Отец Лев, оглядел всех с загадочной улыбкой. Образовалась пауза. Потом улыбнулась Наташа и спросила:
— Как это наружные жабры?
— Это у некоторых древних земноводных. У аксолотля.
— У кого-о? — удивлённо спросила Наташа.
— У аксолотля.
— Это кто?
— Личинка амбистомы, — сказал Леонид.
— Ко-во-о? — ещё удивлённей, восторженней и осторожней спросила Наташа, и все засмеялись.
— Если эта личинка живёт в слишком холодной воде, то она так и не дорастает до амбистомы и начинает сама размножаться, — объяснял Леонид. — И у неё как раз жабры снаружи. В переводе с ацтекского аксолотль — водяная собака.
Наташа угрожающе улыбнулась:
— Раз дети писателя — книги, то его лучше в холоде держать? Чтоб раньше писать начал.
Все снова засмеялись. А Наташа вдруг спросила:
— Что такое литература?
— Ой, ну перестаньте вы… Ну не надо… Ну что вы! — наморщился невозможно Леонид, замахал руками, стыдясь и будто стрясая с себя вопрос.
— Леонид, я не у вас спрашиваю, — твёрдо сказала Наташа.
— Ну… — торжествующе и требовательно сказал отец Лев, будто что-то очень важное, им затеянное, достигло наконец заключительной фазы.
— Литература… — медленно повторил Баскаков. — Я не знаю… И знаю. В этом слове для меня есть что-то неловкое… Почему? Потому что существует как минимум три правды. Правда литературы. Правда жизни. И просто правда. Правда литературы и правда жизни — они как два провода, и им пересекаться нельзя. Хотя бывает, литературная правда ослабнет и спикирует к жизненной. И тут замыкание! Пробой поля! Искра какой-то единой, единственной правды. И она будто окно прожжёт, и что-то смертельно личное — станет вдруг образом. — Баскаков замолчал, потом продолжил: — Вы знаете, наверное, нельзя пронзительней написать о России, чем Бунин и Шмелёв писали из своей эмиграции…
— Совершенно не согласен, а «Антоновские яблоки»? — фыркнул Леонид.
— Да тише вы с яблоками! — цыкнула Наташа. — Продолжайте, пожалуйста. Ужасно интересно!
— …Из своей эмиграции, — повторил Баскаков. — Знаете, что такое под «жвак?» Кто во флоте служил?
— Я служил! На Тихоокеанском, — сказал отец Владимир. — Жвако-галс.
— Истинная правда, батюшка!
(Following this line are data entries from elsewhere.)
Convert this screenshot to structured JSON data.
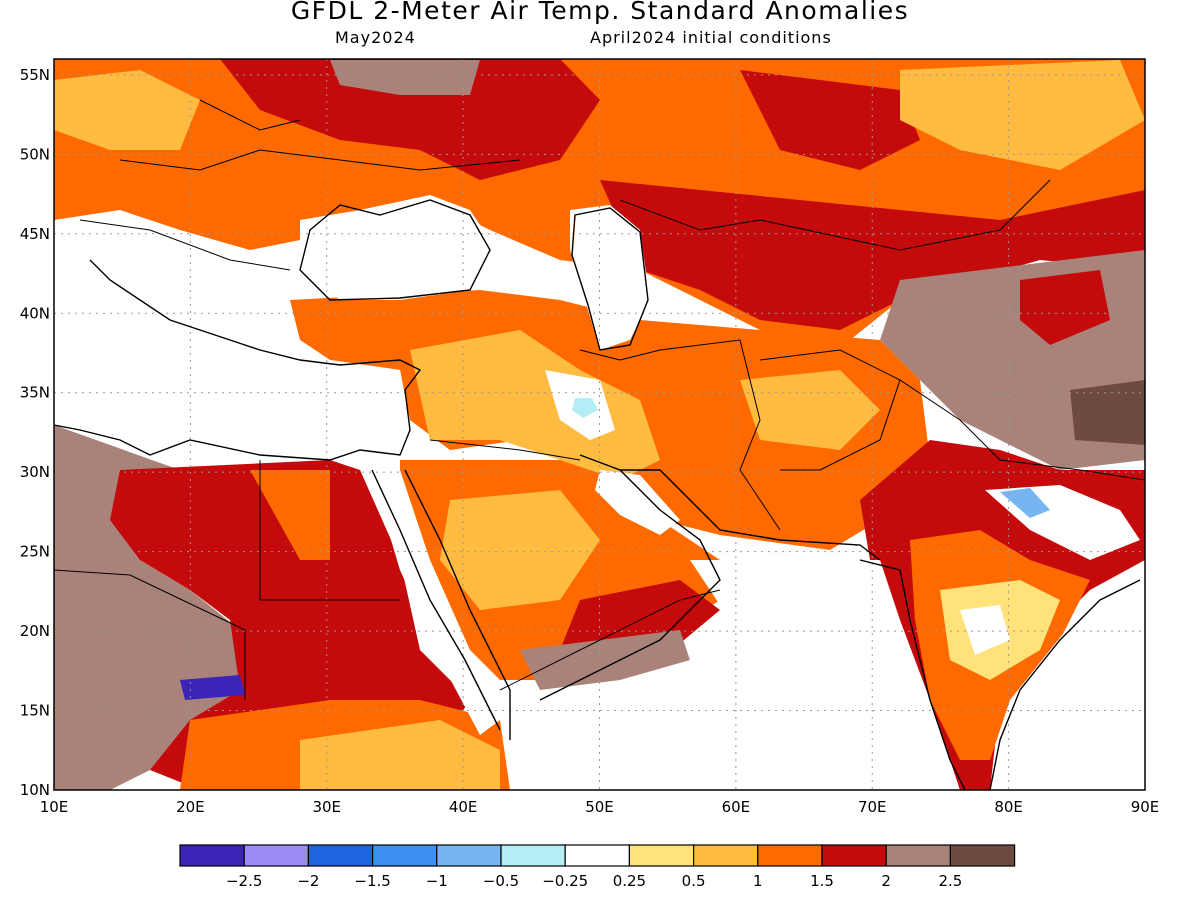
{
  "header": {
    "title": "GFDL 2-Meter Air Temp. Standard Anomalies",
    "subtitle_left": "May2024",
    "subtitle_right": "April2024 initial conditions"
  },
  "map": {
    "lon_labels": [
      "10E",
      "20E",
      "30E",
      "40E",
      "50E",
      "60E",
      "70E",
      "80E",
      "90E"
    ],
    "lat_labels": [
      "55N",
      "50N",
      "45N",
      "40N",
      "35N",
      "30N",
      "25N",
      "20N",
      "15N",
      "10N"
    ],
    "lon_range": [
      10,
      90
    ],
    "lat_range": [
      10,
      56
    ],
    "grid": "dotted",
    "land_fill": "#ffffff",
    "ocean_fill": "#ffffff"
  },
  "legend": {
    "colors": [
      "#3b25b8",
      "#9b8cf4",
      "#1f63e0",
      "#3d8ff0",
      "#76b4f2",
      "#b4eef4",
      "#ffffff",
      "#ffe27a",
      "#ffbc40",
      "#ff6a00",
      "#c40a0a",
      "#a9837a",
      "#6e4a40"
    ],
    "labels": [
      "-2.5",
      "-2",
      "-1.5",
      "-1",
      "-0.5",
      "-0.25",
      "0.25",
      "0.5",
      "1",
      "1.5",
      "2",
      "2.5"
    ]
  }
}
Это последний или первый — откуда смотреть — кусок цепи, заделанный на палубе. Под жвак — это когда якорная цепь вытравлена полностью. До жвако-галса. Ещё говорят «заправиться под жвак» — тоже полностью. Так вот, при всей длине э-э-э… бунинской якорной цепи нет страшней эмиграции, чем та, в которой я находился, когда не знал этой… искровой правды. Вот отец… — Баскаков повернулся к отцу Владимиру…
— Владимир, — быстро подсказал отец Лев.
— …Отец Владимир рассказал давеча… Когда они встретились глазами, спустя жизнь… Понимаете? Я будто там стою! Это… До мурашек. Спасибо вам… Оно открывается, когда пишешь… об этой земле, вот прямо… стоя на ней! Как сейчас в этом монастыре. Ничего не надо ждать. Искать специально. Высасывать из пальца. Такое счастье… Это не литература. Это… Я не могу объяснить! Это ощущение, которого у меня раньше не было. Это ощущение… — Баскаков замолчал… И сказал с тихой силой и чуть хрипло: — Когда якорь под тобой. А литература — всё остальное!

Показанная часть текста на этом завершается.